CORPUS CHRISTI, Texas — They just might pick you up and fly you away. That is a long-running joke when talking about Texas mosquitoes. This is a place where you can be outside most of the year without a sweater, but do not forget your repellant.
“We use a lot of mosquito spray. The mosquitoes are still everywhere,” said Melanie Soto, Kingsville resident.
The flying blood suckers love the Lone Star State.
“Mosquito season is year-round around here,” Jason Torres said with a smile, who is a City of Kingsville health inspector.
Torres’ team has been working unusually hard this year. Since August, they discovered multiple West Nile virus infected mosquito pools. This is a first for Kleberg County.
“They were pretty close together,” said Torres. “They were all kind of concentrated in one area."
Torres typically collects mosquito samples once a month for testing, and every week when there is a West Nile positive pool.
In the city nearby, Corpus Christi, the vector team is also busy testing.
“We've had a lot of positive test results since July,” said Vanessa Scarbrough, field supervisor of vector services for the city of Corpus Christi.
Scarbrough’s team discovered 12 West Nile positive pools from July to September.
“Usually, it hasn't been this high," Scarbrough said. "This has been an abnormally high amount of positive cases for us."
According to the Center for Disease Control, so far this year, the state of Texas reported 44 West Nile virus cases and four deaths. Arizona is at the top with 480 cases and 39 deaths. Colorado has recorded 162 cases and a death count of eight.
“If it goes untreated, it can cause serious health issues in the victims who do get infected with it,” Scarbrough warns.
The Moore Plaza in Corpus Christi is where the family of Jack Underwood believe he was infected with West Nile virus while working in a security job. He died 15 years ago this week.
“To anybody else, oh, it's just a mosquito bite. To me, that was my dad's death sentence right there,” said Lacey Underwood.
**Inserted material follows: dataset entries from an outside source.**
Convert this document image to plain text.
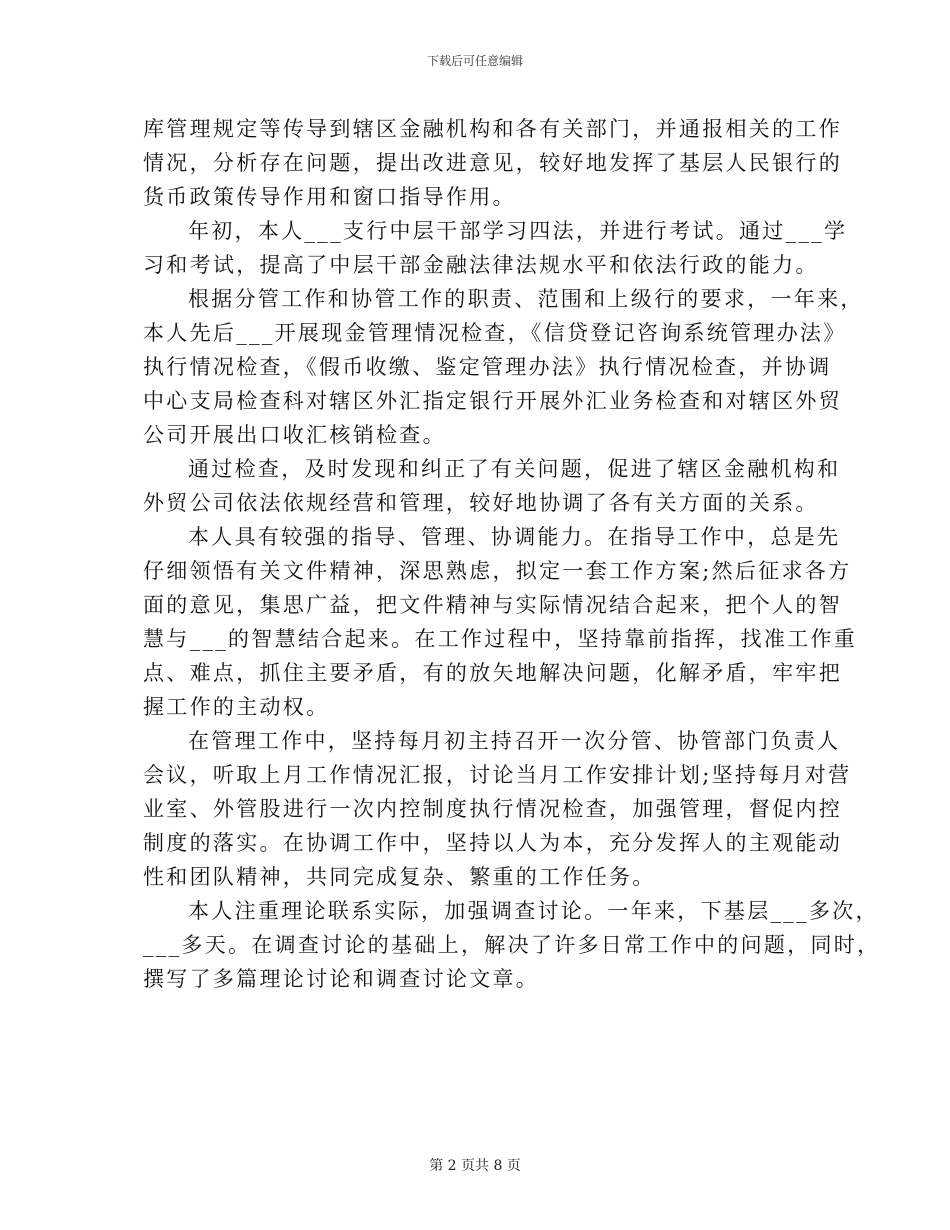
下载后可任意编辑
库管理规定等传导到辖区金融机构和各有关部门，并通报相关的工作
情况，分析存在问题，提出改进意见，较好地发挥了基层人民银行的
货币政策传导作用和窗口指导作用。
年初，本人___支行中层干部学习四法，并进行考试。通过___学
习和考试，提高了中层干部金融法律法规水平和依法行政的能力。
根据分管工作和协管工作的职责、范围和上级行的要求，一年来，
本人先后___开展现金管理情况检查，《信贷登记咨询系统管理办法》
执行情况检查，《假币收缴、鉴定管理办法》执行情况检查，并协调
中心支局检查科对辖区外汇指定银行开展外汇业务检查和对辖区外贸
公司开展出口收汇核销检查。
通过检查，及时发现和纠正了有关问题，促进了辖区金融机构和
外贸公司依法依规经营和管理，较好地协调了各有关方面的关系。
本人具有较强的指导、管理、协调能力。在指导工作中，总是先
仔细领悟有关文件精神，深思熟虑，拟定一套工作方案;然后征求各方
面的意见，集思广益，把文件精神与实际情况结合起来，把个人的智
慧与___的智慧结合起来。在工作过程中，坚持靠前指挥，找准工作重
点、难点，抓住主要矛盾，有的放矢地解决问题，化解矛盾，牢牢把
握工作的主动权。
在管理工作中，坚持每月初主持召开一次分管、协管部门负责人
会议，听取上月工作情况汇报，讨论当月工作安排计划;坚持每月对营
业室、外管股进行一次内控制度执行情况检查，加强管理，督促内控
制度的落实。在协调工作中，坚持以人为本，充分发挥人的主观能动
性和团队精神，共同完成复杂、繁重的工作任务。
本人注重理论联系实际，加强调查讨论。一年来，下基层___多次，
___多天。在调查讨论的基础上，解决了许多日常工作中的问题，同时，
撰写了多篇理论讨论和调查讨论文章。
第 2 页共 8 页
The virus left Underwood's 52-year-old father mentally and physically stuck. His death came two years after diagnosis.
“It didn't happen right away,” she remembers. “He suffered. A 50-something-year-old man, it shouldn't be a relief to pass away."
The CDC reports, about one in 150 infections turn serious and sometimes deadly.
“Well, that's enough for me because it was enough for me,” Underwood says.
Officials warn people to take care when heading outdoors in the evenings and at dawn. They say those are the times of day when mosquitoes are most active. Other tips include wearing long sleeves and using insect repellent that contains deet. Also, get rid of standing water.